9.1 Proposal: Files

Erik Garrison erik at laptop.org
Mon Oct 27 12:12:34 EDT 2008

By reintroducing the concept of files to our systems we can simplify our
work in a number of areas relative to 8.2:

- Compatibility with existing applications:
One of the principal reasons that the tens of thousands of open source
applications that run on Linux aren't usable under Sugar is that we have
a custom API for saving data.  To make them usable we have to exert
developer effort for every ported application.  This does not scale and
is not sustainable as we are completely alone in this effort.
Furthermore, reintroducing files to our APIs will simplify the process
of running Sugarized apps in non-Sugar environments, and provide
consistency to users who use them both within Sugar and outside.

- Data access, user-perceived reliability:
Using files forces users to be intentional about saving data (they must
name their work).  This makes it easier for them to find things they
care about--- provided, of course, that they are taught how to save
files as students are in virtually all computer-based education.

- Resting on upstream stability:
Files are used virtually everywhere else in the computing world, and
most certainly in our upstream distributions.  Using files means we have
the same problems as upstream, and no more.  If there is a filesystem
integrity problem in the Linux kernel filesystem drivers we can more
readily expect the aid of upstream users and developers in resolving the
issue than we could expect such aid in the case of a custom data storage

- Collaboration:
Many collaboration issues could be resolved by exposing file-based
asynchronous collaboration to users.  Files are the core component of
collaboration in every other computing environment in common use.  Using
them as a primary storage system will greatly simplify the process of
sharing between an XO and a non-XO.

- Hackability:
>From the beginning of this project there has been a lot of hype about
the hackability of the system (Sugar) relative to other computing
environments.  Python was chosen as a programming language for the
environment because of its legibility and ease of use, and we are still
supporting it for this reason.  However, it is unclear how hacking is
supposed to proceed within Sugar without some exposure to the underlying
filesystem.  Even if it is possible to do via the Terminal, we are not
making it easy for users to start by providing two incompatible views on

- System modularity:
Files are a common abstraction which allows the interaction of any
applications which can do file I/O.  Using user-named files as a
base-layer storage system, and not a database or hash-based file naming
scheme, allows us to decouple the application which saves data from
those that are used to search and index it.
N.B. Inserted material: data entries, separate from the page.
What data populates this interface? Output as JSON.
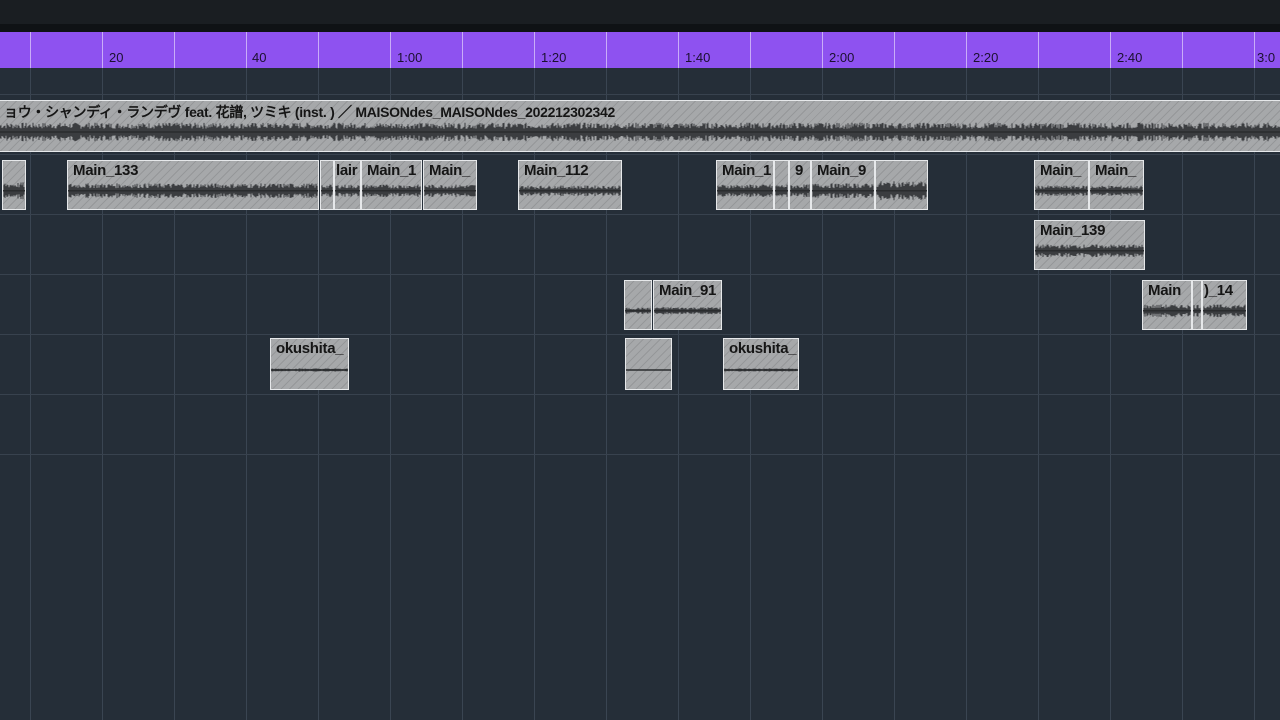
{
  "ruler": {
    "labels": [
      "20",
      "40",
      "1:00",
      "1:20",
      "1:40",
      "2:00",
      "2:20",
      "2:40",
      "3:0"
    ]
  },
  "tracks": {
    "master": {
      "label": "ョウ・シャンディ・ランデヴ feat. 花譜, ツミキ (inst. ) ／ MAISONdes_MAISONdes_202212302342"
    },
    "t1": [
      "",
      "Main_133",
      "",
      "lair",
      "Main_1",
      "Main_",
      "Main_112",
      "Main_1",
      "",
      "9",
      "Main_9",
      ""
    ],
    "t2": [
      "Main_",
      "Main_",
      "Main_139"
    ],
    "t3": [
      "",
      "Main_91",
      "Main",
      ")_14"
    ],
    "t4": [
      "okushita_",
      "",
      "okushita_"
    ]
  },
  "colors": {
    "ruler": "#8e52f0",
    "background": "#252e38",
    "clip": "#a6a8aa",
    "clip_border": "#e6e8ea"
  }
}
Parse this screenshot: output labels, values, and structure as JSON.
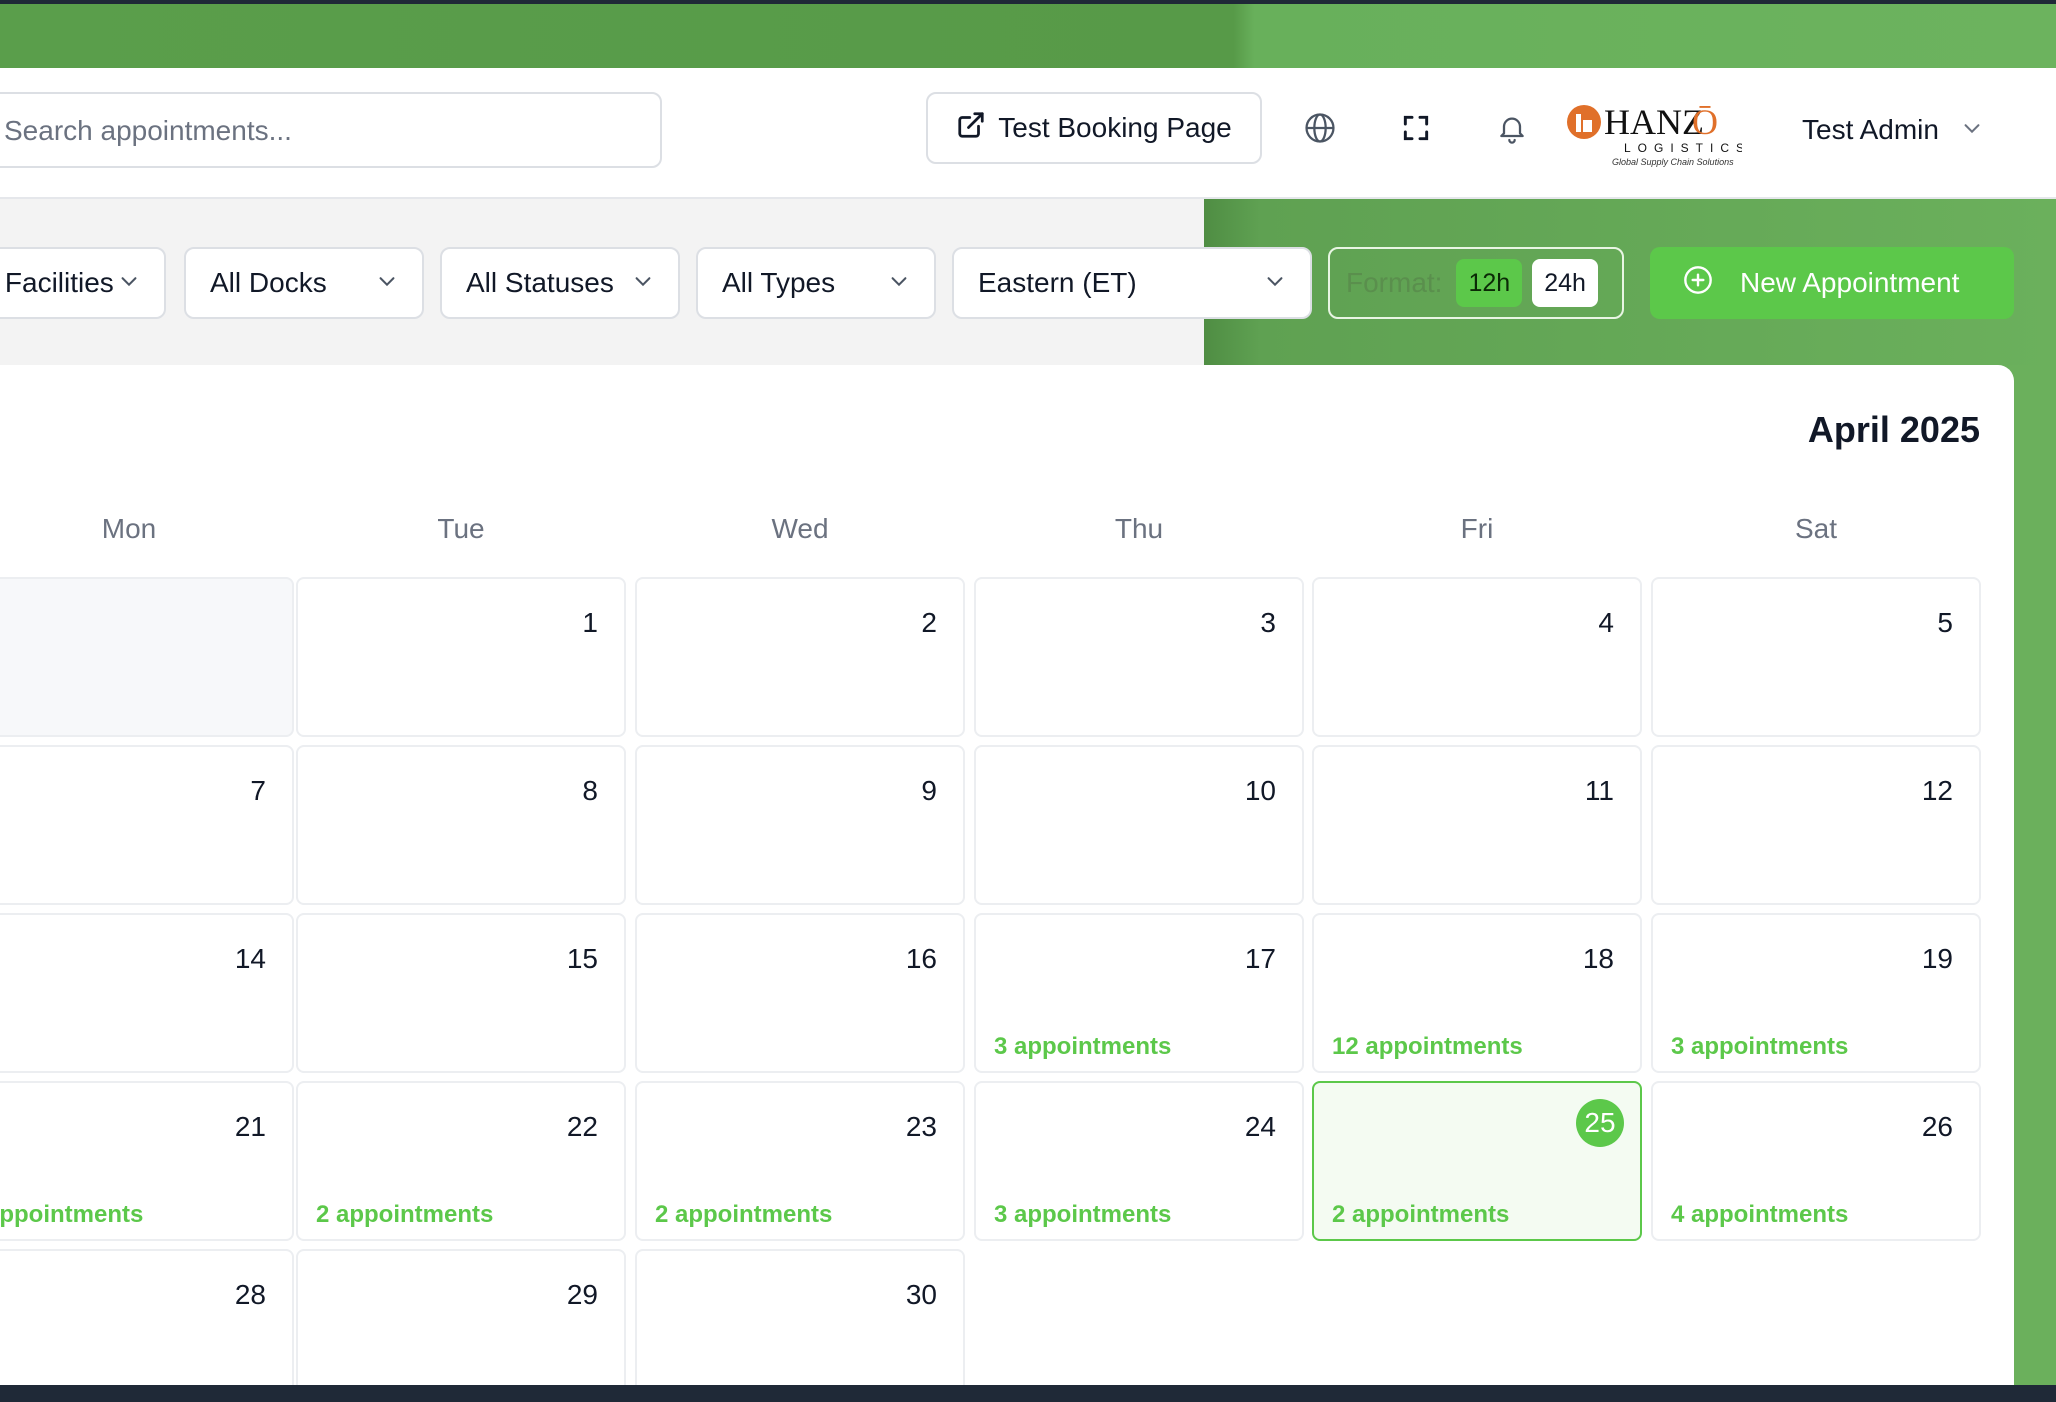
{
  "header": {
    "search_placeholder": "Search appointments...",
    "booking_button": "Test Booking Page",
    "logo": {
      "brand": "HANZŌ",
      "sub": "LOGISTICS",
      "tagline": "Global Supply Chain Solutions"
    },
    "user_name": "Test Admin"
  },
  "filters": {
    "facilities": "All Facilities",
    "docks": "All Docks",
    "statuses": "All Statuses",
    "types": "All Types",
    "timezone": "Eastern (ET)",
    "format_label": "Format:",
    "format_12h": "12h",
    "format_24h": "24h",
    "new_appointment": "New Appointment"
  },
  "colors": {
    "accent": "#5cc84a",
    "topbar": "#5a9e4b"
  },
  "calendar": {
    "month": "April 2025",
    "weekdays": [
      "Mon",
      "Tue",
      "Wed",
      "Thu",
      "Fri",
      "Sat"
    ],
    "weeks": [
      [
        {
          "day": "",
          "appts": ""
        },
        {
          "day": "1",
          "appts": ""
        },
        {
          "day": "2",
          "appts": ""
        },
        {
          "day": "3",
          "appts": ""
        },
        {
          "day": "4",
          "appts": ""
        },
        {
          "day": "5",
          "appts": ""
        }
      ],
      [
        {
          "day": "7",
          "appts": ""
        },
        {
          "day": "8",
          "appts": ""
        },
        {
          "day": "9",
          "appts": ""
        },
        {
          "day": "10",
          "appts": ""
        },
        {
          "day": "11",
          "appts": ""
        },
        {
          "day": "12",
          "appts": ""
        }
      ],
      [
        {
          "day": "14",
          "appts": ""
        },
        {
          "day": "15",
          "appts": ""
        },
        {
          "day": "16",
          "appts": ""
        },
        {
          "day": "17",
          "appts": "3 appointments"
        },
        {
          "day": "18",
          "appts": "12 appointments"
        },
        {
          "day": "19",
          "appts": "3 appointments"
        }
      ],
      [
        {
          "day": "21",
          "appts": "appointments"
        },
        {
          "day": "22",
          "appts": "2 appointments"
        },
        {
          "day": "23",
          "appts": "2 appointments"
        },
        {
          "day": "24",
          "appts": "3 appointments"
        },
        {
          "day": "25",
          "appts": "2 appointments",
          "today": true
        },
        {
          "day": "26",
          "appts": "4 appointments"
        }
      ],
      [
        {
          "day": "28",
          "appts": ""
        },
        {
          "day": "29",
          "appts": ""
        },
        {
          "day": "30",
          "appts": ""
        }
      ]
    ]
  }
}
I propose that 9.1 include a very simple (perhaps default) way to save
files to the user's home directory, and that it also include a file
manager skinned or redesigned to work well within Sugar.  The most
reasonable thing may be to simply save files into the user's home
directory if the user explicitly names/saves their work in a given
application.  Sugarized apps which use the Sugar Activity API can be
trained to auto-save files into an auto-save directory of some kind,
from which data is eventually deleted if it is never accessed again by
the user or tagged/named.  Auto-saving seems to be a very important
feature for kids--- but so is intentional saving, as it is a common
feature on every computing environment in common use and consequently
has great educational importance.  To provide coherent access to these
files we can index them and use the Journal or a compatible index
browser for search and data access.

I further propose that we use a webserver with a directory listing to
enable asynchronous, file-based collaboration between any two XOs on the
same network [1].  Doing such would also enable collaboration between XOs
and non-XOs.  If we want to enable a more interactive
collaboration system of this nature we can investigate the use of
WebDAV or an equivalent system.

I also propose that to enact this solution we relax the security
system which is used to sandbox applications running on Sugar.  There
are certainly ways to keep the security system and enable the use of
files, but all of them are by definition more complicated from a
development standpoint than relaxing the security system and simply
letting applications write to user-owned directories.